Department of Radiology, Charité - Universitätsmedizin Berlin Campus Mitte, Humboldt-Universität zu Berlin, Freie Universität Berlin, Charitéplatz 1, 10117, Berlin, Germany.
Cardiology Department, Henri Mondor Hospital, University Paris Est Creteil, Créteil, France.
Eur Radiol. 2018 Sep;28(9):4006-4017. doi: 10.1007/s00330-018-5322-5. Epub 2018 Mar 19.
To analyse the implementation, applicability and accuracy of the pretest probability calculation provided by NICE clinical guideline 95 for decision making about imaging in patients with chest pain of recent onset.
The definitions for pretest probability calculation in the original Duke clinical score and the NICE guideline were compared. We also calculated the agreement and disagreement in pretest probability and the resulting imaging and management groups based on individual patient data from the Collaborative Meta-Analysis of Cardiac CT (CoMe-CCT).
4,673 individual patient data from the CoMe-CCT Consortium were analysed. Major differences in definitions in the Duke clinical score and NICE guideline were found for the predictors age and number of risk factors. Pretest probability calculation using guideline criteria was only possible for 30.8 % (1,439/4,673) of patients despite availability of all required data due to ambiguity in guideline definitions for risk factors and age groups. Agreement regarding patient management groups was found in only 70 % (366/523) of patients in whom pretest probability calculation was possible according to both models.
Our results suggest that pretest probability calculation for clinical decision making about cardiac imaging as implemented in the NICE clinical guideline for patients has relevant limitations.
• Duke clinical score is not implemented correctly in NICE guideline 95. • Pretest probability assessment in NICE guideline 95 is impossible for most patients. • Improved clinical decision making requires accurate pretest probability calculation. • These refinements are essential for appropriate use of cardiac CT.
分析 NICE 临床指南 95 中提供的用于对近期胸痛患者进行影像学检查决策的预检概率计算的实施、适用性和准确性。

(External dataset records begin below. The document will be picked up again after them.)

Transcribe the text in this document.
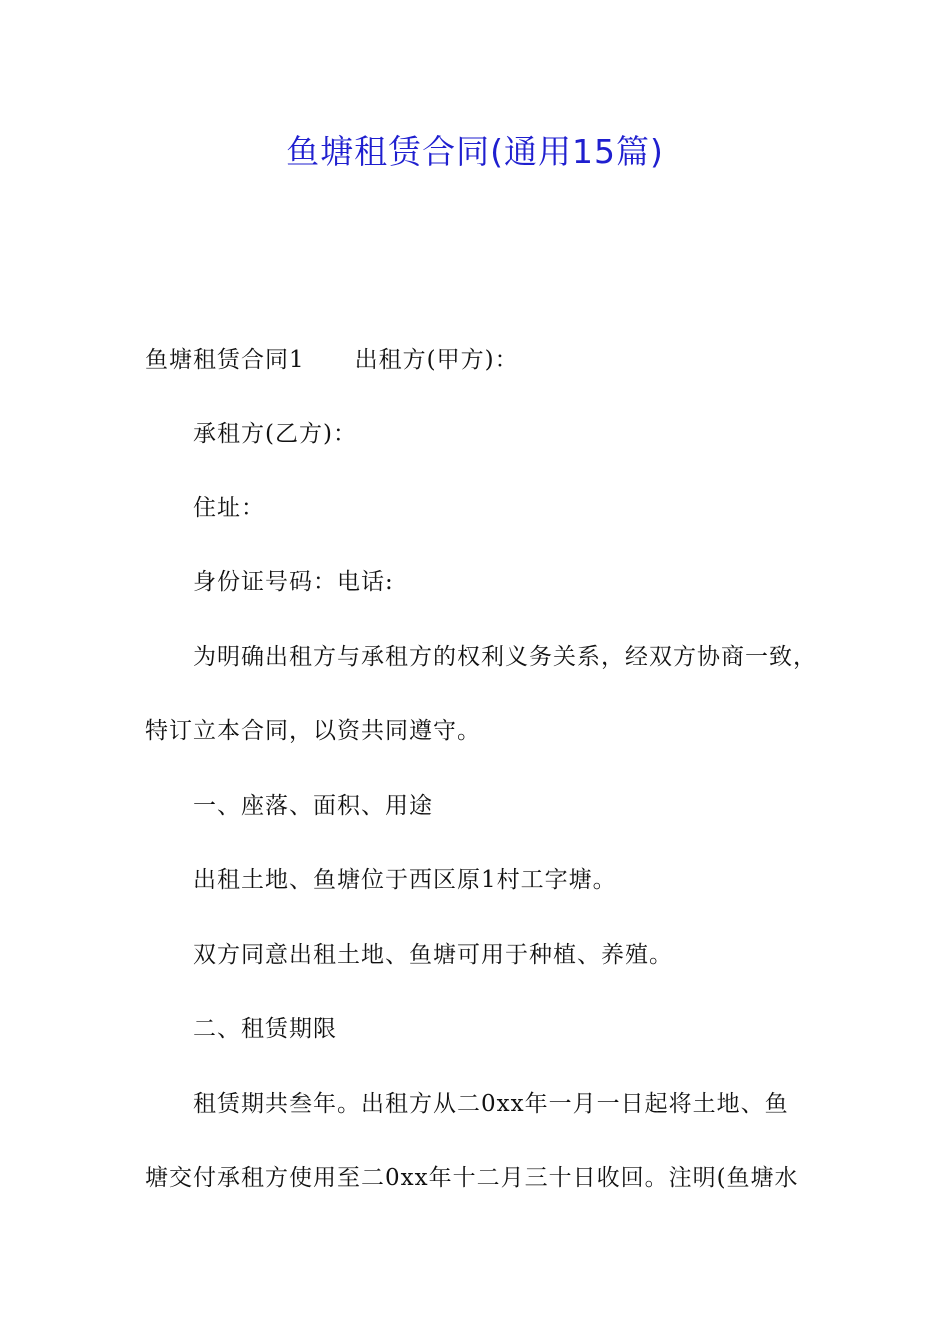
鱼塘租赁合同(通用15篇)
鱼塘租赁合同1 出租方(甲方)：
承租方(乙方)：
住址：
身份证号码：电话:
为明确出租方与承租方的权利义务关系，经双方协商一致，
特订立本合同，以资共同遵守。
一、座落、面积、用途
出租土地、鱼塘位于西区原1村工字塘。
双方同意出租土地、鱼塘可用于种植、养殖。
二、租赁期限
租赁期共叁年。出租方从二0xx年一月一日起将土地、鱼
塘交付承租方使用至二0xx年十二月三十日收回。注明(鱼塘水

比较了原始 Duke 临床评分和 NICE 指南中预检概率计算的定义。我们还根据来自心脏 CT 协作荟萃分析(CoMe-CCT)的个体患者数据,计算了预检概率和由此产生的影像学和管理组的一致性和不一致性。
对 CoMe-CCT 合作联盟的 4673 名个体患者数据进行了分析。在 Duke 临床评分和 NICE 指南中,预测因素年龄和危险因素数量的定义存在重大差异。尽管由于指南中危险因素和年龄组的定义不明确,所有必需数据都可用,但仅对 30.8%(1439/4673)的患者可以使用指南标准进行预检概率计算。尽管根据两种模型都可以进行预检概率计算,但仅在 70%(366/523)的患者中发现了患者管理组的一致性。
我们的结果表明,尽管 NICE 临床指南用于心脏成像临床决策的预检概率计算存在相关局限性,但仍有一定的应用价值。
Duke 临床评分在 NICE 指南 95 中没有正确实施。
NICE 指南 95 中大多数患者无法进行预检概率评估。
改进临床决策需要准确的预检概率计算。
这些改进对于适当使用心脏 CT 至关重要。